Denying a request by actress Cindy Lee Garcia for a court order requiring the popular online video site to remove the crudely made 13-minute clip, a federal judge found she was unlikely to prevail on her claims of copyright infringement.
U.S. District Judge Michael Fitzgerald of Santa Clara, California, also canceled a Dec. 3 hearing he had previously set for oral arguments over Garcia’s request.
Garcia’s lawyer, Cris Armenta, told Reuters she planned to appeal the decision.
The lawsuit, filed in September, names YouTube and its parent company Google Inc as defendants, along with the film’s producer.
A previous motion by Garcia for a temporary restraining order against YouTube’s continued posting of the video was rejected by a Los Angeles County Superior Court judge.

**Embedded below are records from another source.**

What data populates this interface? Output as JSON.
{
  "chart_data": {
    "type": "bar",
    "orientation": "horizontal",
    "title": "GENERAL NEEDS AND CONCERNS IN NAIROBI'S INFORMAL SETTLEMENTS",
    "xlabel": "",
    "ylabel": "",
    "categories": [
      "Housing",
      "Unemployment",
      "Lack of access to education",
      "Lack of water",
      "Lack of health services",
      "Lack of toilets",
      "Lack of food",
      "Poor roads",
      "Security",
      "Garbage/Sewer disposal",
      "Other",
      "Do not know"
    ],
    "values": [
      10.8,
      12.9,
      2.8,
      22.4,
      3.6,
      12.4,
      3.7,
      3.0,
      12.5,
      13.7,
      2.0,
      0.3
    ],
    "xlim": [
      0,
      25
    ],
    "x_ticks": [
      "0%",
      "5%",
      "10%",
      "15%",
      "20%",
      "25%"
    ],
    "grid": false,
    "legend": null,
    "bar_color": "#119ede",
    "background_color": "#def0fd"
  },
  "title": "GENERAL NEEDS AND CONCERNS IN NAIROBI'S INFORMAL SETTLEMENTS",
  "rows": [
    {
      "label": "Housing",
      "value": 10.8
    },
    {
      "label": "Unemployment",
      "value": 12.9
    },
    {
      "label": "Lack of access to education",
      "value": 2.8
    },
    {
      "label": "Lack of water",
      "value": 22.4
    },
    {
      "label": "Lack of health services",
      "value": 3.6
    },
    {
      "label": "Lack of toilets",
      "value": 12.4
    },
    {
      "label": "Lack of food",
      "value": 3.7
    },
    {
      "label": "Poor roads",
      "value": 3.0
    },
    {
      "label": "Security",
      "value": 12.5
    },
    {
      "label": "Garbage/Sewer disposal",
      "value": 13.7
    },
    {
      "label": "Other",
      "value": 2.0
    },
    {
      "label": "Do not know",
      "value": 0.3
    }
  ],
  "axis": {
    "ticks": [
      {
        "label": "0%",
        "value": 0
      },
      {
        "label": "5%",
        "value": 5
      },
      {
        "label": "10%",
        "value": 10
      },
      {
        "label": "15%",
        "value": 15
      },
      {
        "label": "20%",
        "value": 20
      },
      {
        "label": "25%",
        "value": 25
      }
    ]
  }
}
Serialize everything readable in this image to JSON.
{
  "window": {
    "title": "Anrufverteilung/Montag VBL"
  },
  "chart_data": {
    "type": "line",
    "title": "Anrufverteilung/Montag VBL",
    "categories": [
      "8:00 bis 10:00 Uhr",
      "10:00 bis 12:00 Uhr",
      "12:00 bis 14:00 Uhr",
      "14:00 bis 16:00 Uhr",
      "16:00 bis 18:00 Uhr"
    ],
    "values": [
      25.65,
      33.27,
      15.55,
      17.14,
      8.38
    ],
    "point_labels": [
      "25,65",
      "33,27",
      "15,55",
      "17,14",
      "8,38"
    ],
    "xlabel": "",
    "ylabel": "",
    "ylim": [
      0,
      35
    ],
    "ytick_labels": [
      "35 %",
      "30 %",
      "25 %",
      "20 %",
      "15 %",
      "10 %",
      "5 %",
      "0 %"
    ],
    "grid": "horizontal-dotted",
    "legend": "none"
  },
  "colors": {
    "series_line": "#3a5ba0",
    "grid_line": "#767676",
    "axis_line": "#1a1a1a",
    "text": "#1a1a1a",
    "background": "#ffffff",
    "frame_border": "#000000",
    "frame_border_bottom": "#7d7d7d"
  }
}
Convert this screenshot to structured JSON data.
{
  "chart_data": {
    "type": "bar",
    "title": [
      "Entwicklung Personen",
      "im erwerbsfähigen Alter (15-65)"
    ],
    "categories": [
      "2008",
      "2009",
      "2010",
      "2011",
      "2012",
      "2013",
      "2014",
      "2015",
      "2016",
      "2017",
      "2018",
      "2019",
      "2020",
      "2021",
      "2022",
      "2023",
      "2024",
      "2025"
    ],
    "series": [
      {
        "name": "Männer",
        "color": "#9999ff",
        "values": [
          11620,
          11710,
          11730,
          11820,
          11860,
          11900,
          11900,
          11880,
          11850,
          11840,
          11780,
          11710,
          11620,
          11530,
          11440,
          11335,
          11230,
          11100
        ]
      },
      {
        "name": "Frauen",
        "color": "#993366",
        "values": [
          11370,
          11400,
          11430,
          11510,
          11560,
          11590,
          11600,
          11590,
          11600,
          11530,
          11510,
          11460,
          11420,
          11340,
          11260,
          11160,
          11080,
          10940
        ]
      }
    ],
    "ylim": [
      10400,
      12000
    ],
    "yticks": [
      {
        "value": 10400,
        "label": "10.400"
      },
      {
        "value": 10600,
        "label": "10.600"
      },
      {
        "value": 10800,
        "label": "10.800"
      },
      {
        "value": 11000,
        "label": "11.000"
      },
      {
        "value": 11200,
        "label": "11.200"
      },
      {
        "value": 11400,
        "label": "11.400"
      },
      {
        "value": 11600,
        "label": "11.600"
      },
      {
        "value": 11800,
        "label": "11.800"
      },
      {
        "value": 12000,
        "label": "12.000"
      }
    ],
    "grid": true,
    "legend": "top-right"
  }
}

Garcia’s case was the first known civil litigation stemming from the video, billed as a film trailer, which depicts the Prophet Mohammad as a fool and a sexual deviant. The clip sparked a torrent of anti-American unrest in Egypt, Libya and dozens of other Muslim countries.
The outbreak of violence coincided with an attack on U.S. diplomatic facilities in Benghazi in September that killed four Americans, including the U.S. ambassador to Libya.
For many Muslims, any depiction of the prophet is considered blasphemous.
Google has refused to remove the film from YouTube, despite pressure from the White House and others to take it down, though the company has blocked the trailer in Egypt, Libya and other Muslim countries.